More recently, however, scientists have realized that the standard-candle model is flawed. Researchers have known since the 1990s that not all Type Ia supernovas reach the same brightness. Brighter ones appear to dim a little more slowly than fainter ones, so astrophysicists have been able to correct for the difference. But now researchers believe there is a strong relationship between the “metallicity” of a supernova (how many elements it contains that are heavier than helium) and its brightness. And metallicity is not easy to measure.
And while we know that a Type Ia supernova is a thermonuclear explosion that generates huge amounts of heavy elements such as iron, we still don’t understand exactly what triggers it, although so-called white dwarf stars play a starring role. These objects are the cold, inert remnants of mid-mass stars such as our sun. A white dwarf star is exceptionally stable and would never explode on its own. But according to the textbook view of supernovas, sometimes a white dwarf will pull matter away from a nearby object, accreting mass until it hits a very precise milestone called the Chandrasekhar limit. At that point, energy from nuclear reactions in the white dwarf’s core can’t get out fast enough, and an explosion ensues. White dwarfs at the Chandrasekhar limit are thought to be more or less identical, which is why Type Ia supernovas were considered to be such great standard candles.

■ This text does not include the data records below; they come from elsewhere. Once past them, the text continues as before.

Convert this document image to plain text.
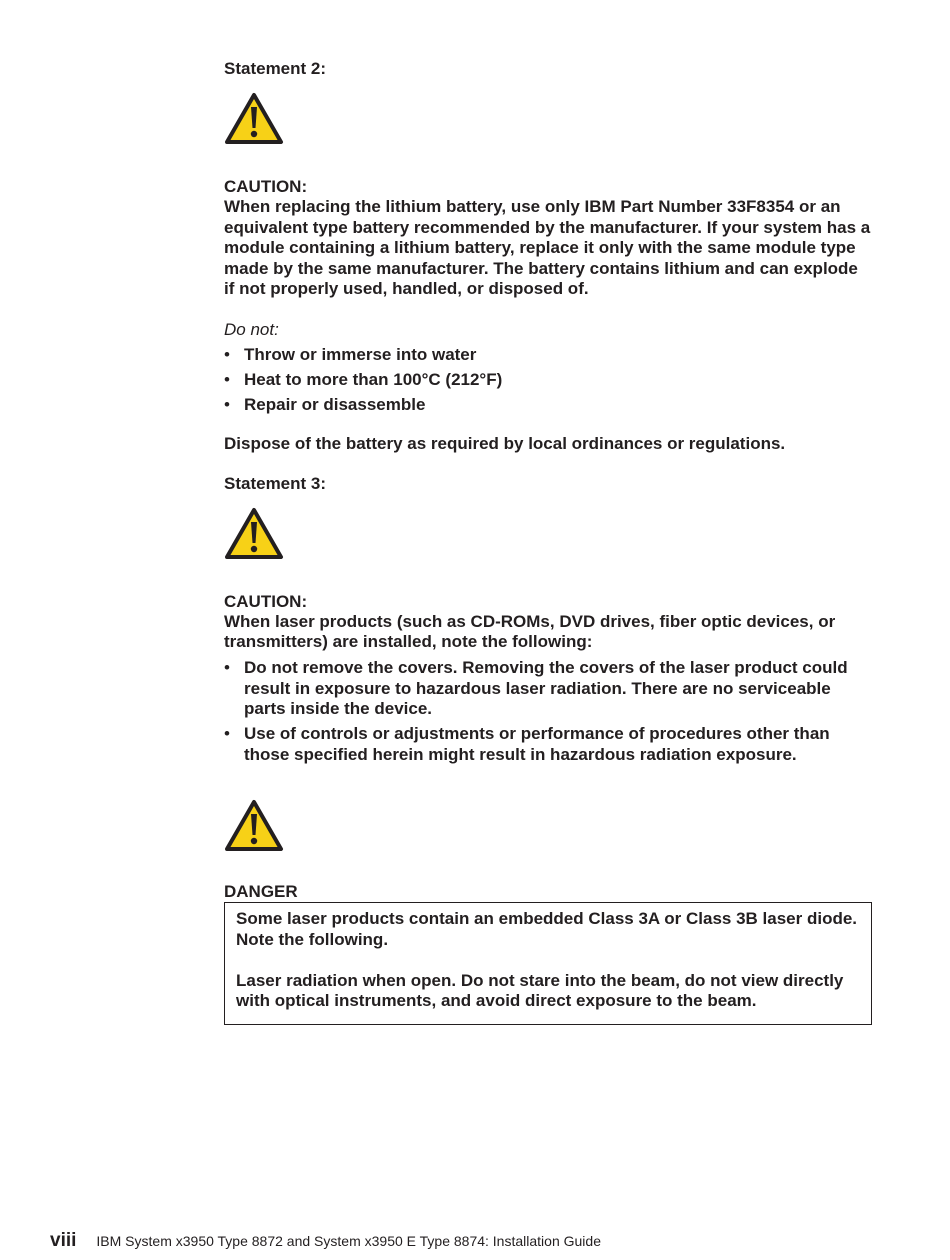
Statement 2:

CAUTION:

When replacing the lithium battery, use only IBM Part Number 33F8354 or an equivalent type battery recommended by the manufacturer. If your system has a module containing a lithium battery, replace it only with the same module type made by the same manufacturer. The battery contains lithium and can explode if not properly used, handled, or disposed of.

Do not:

• Throw or immerse into water
• Heat to more than 100°C (212°F)
• Repair or disassemble

Dispose of the battery as required by local ordinances or regulations.

Statement 3:

CAUTION:

When laser products (such as CD-ROMs, DVD drives, fiber optic devices, or transmitters) are installed, note the following:

• Do not remove the covers. Removing the covers of the laser product could result in exposure to hazardous laser radiation. There are no serviceable parts inside the device.
• Use of controls or adjustments or performance of procedures other than those specified herein might result in hazardous radiation exposure.

DANGER

Some laser products contain an embedded Class 3A or Class 3B laser diode. Note the following.

Laser radiation when open. Do not stare into the beam, do not view directly with optical instruments, and avoid direct exposure to the beam.

viii IBM System x3950 Type 8872 and System x3950 E Type 8874: Installation Guide
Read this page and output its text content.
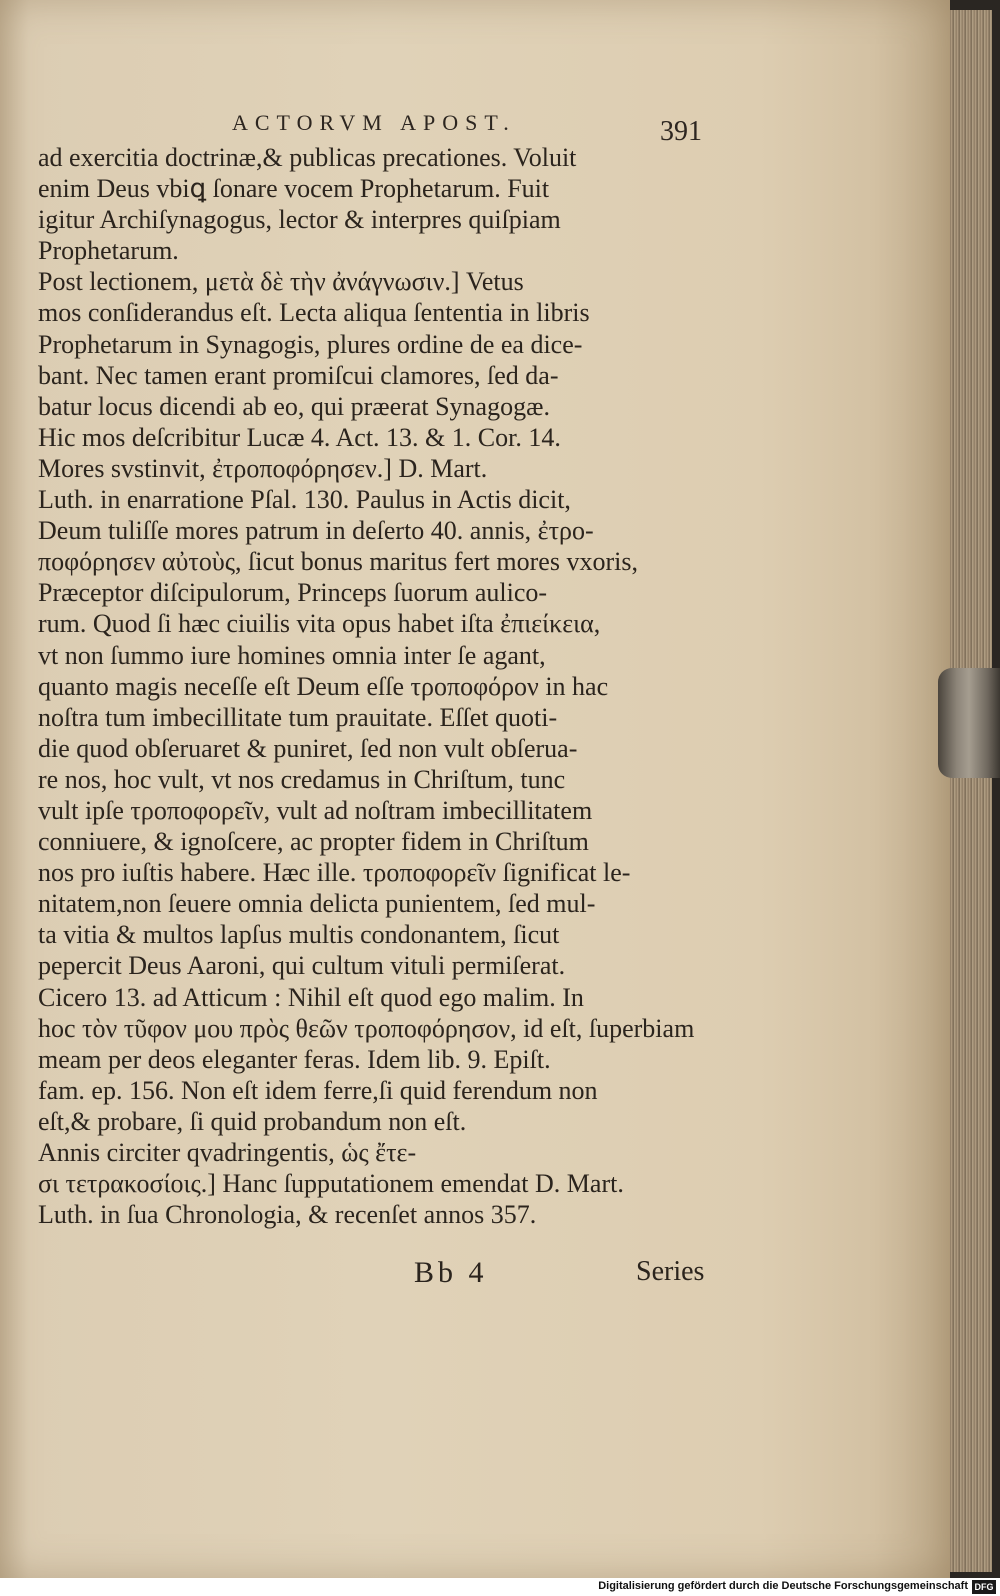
ACTORVM APOST.	391
ad exercitia doctrinæ,& publicas precationes. Voluit
enim Deus vbiꝗ ſonare vocem Prophetarum. Fuit
igitur Archiſynagogus, lector & interpres quiſpiam
Prophetarum.
Post lectionem, μετὰ δὲ τὴν ἀνάγνωσιν.] Vetus
mos conſiderandus eſt. Lecta aliqua ſententia in libris
Prophetarum in Synagogis, plures ordine de ea dice-
bant. Nec tamen erant promiſcui clamores, ſed da-
batur locus dicendi ab eo, qui præerat Synagogæ.
Hic mos deſcribitur Lucæ 4. Act. 13. & 1. Cor. 14.
Mores svstinvit, ἐτροποφόρησεν.] D. Mart.
Luth. in enarratione Pſal. 130. Paulus in Actis dicit,
Deum tuliſſe mores patrum in deſerto 40. annis, ἐτρο-
ποφόρησεν αὐτοὺς, ſicut bonus maritus fert mores vxoris,
Præceptor diſcipulorum, Princeps ſuorum aulico-
rum. Quod ſi hæc ciuilis vita opus habet iſta ἐπιείκεια,
vt non ſummo iure homines omnia inter ſe agant,
quanto magis neceſſe eſt Deum eſſe τροποφόρον in hac
noſtra tum imbecillitate tum prauitate. Eſſet quoti-
die quod obſeruaret & puniret, ſed non vult obſerua-
re nos, hoc vult, vt nos credamus in Chriſtum, tunc
vult ipſe τροποφορεῖν, vult ad noſtram imbecillitatem
conniuere, & ignoſcere, ac propter fidem in Chriſtum
nos pro iuſtis habere. Hæc ille. τροποφορεῖν ſignificat le-
nitatem,non ſeuere omnia delicta punientem, ſed mul-
ta vitia & multos lapſus multis condonantem, ſicut
pepercit Deus Aaroni, qui cultum vituli permiſerat.
Cicero 13. ad Atticum : Nihil eſt quod ego malim. In
hoc τὸν τῦφον μου πρὸς θεῶν τροποφόρησον, id eſt, ſuperbiam
meam per deos eleganter feras. Idem lib. 9. Epiſt.
fam. ep. 156. Non eſt idem ferre,ſi quid ferendum non
eſt,& probare, ſi quid probandum non eſt.
Annis circiter qvadringentis, ὡς ἔτε-
σι τετρακοσίοις.] Hanc ſupputationem emendat D. Mart.
Luth. in ſua Chronologia, & recenſet annos 357.
Bb 4	Series
Digitalisierung gefördert durch die Deutsche Forschungsgemeinschaft DFG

But what, astronomers wonder, is the nearby object that white dwarfs are pulling matter from? “There is no consensus among astronomers what the progenitor system is for Type Ia supernovas,” said Subo Dong, an astronomer at the Kavli Institute for Astronomy and Astrophysics at Peking University. According to Mark Sullivan, an astrophysicist at the University of Southampton, “the companion star could be another white dwarf, or it could be something else, perhaps a main-sequence star a few times more massive than our sun.” If it’s another white dwarf, the two might spiral inward and merge, which could significantly affect what happens. “Studying the explosion mechanism and progenitor systems of Type Ia supernovas is a very active area of research nowadays,” Dong said. “I think we are at an exciting time of a paradigm shift in understanding the supernova explosion.”
“Supernovas can explode in many varied and diverse ways that we are only just beginning to understand,” Sullivan said. “Even events that we thought we understood very well — such as Type Ia supernovas — turn out to have a surprising amount of variation.”
Correction August 1, 2017: An earlier version of this article stated that a white dwarf will explode in a type Ia supernova when it collapses under its own weight. In fact, according to the traditional view, white dwarfs explode when energy in the core can’t get out fast enough.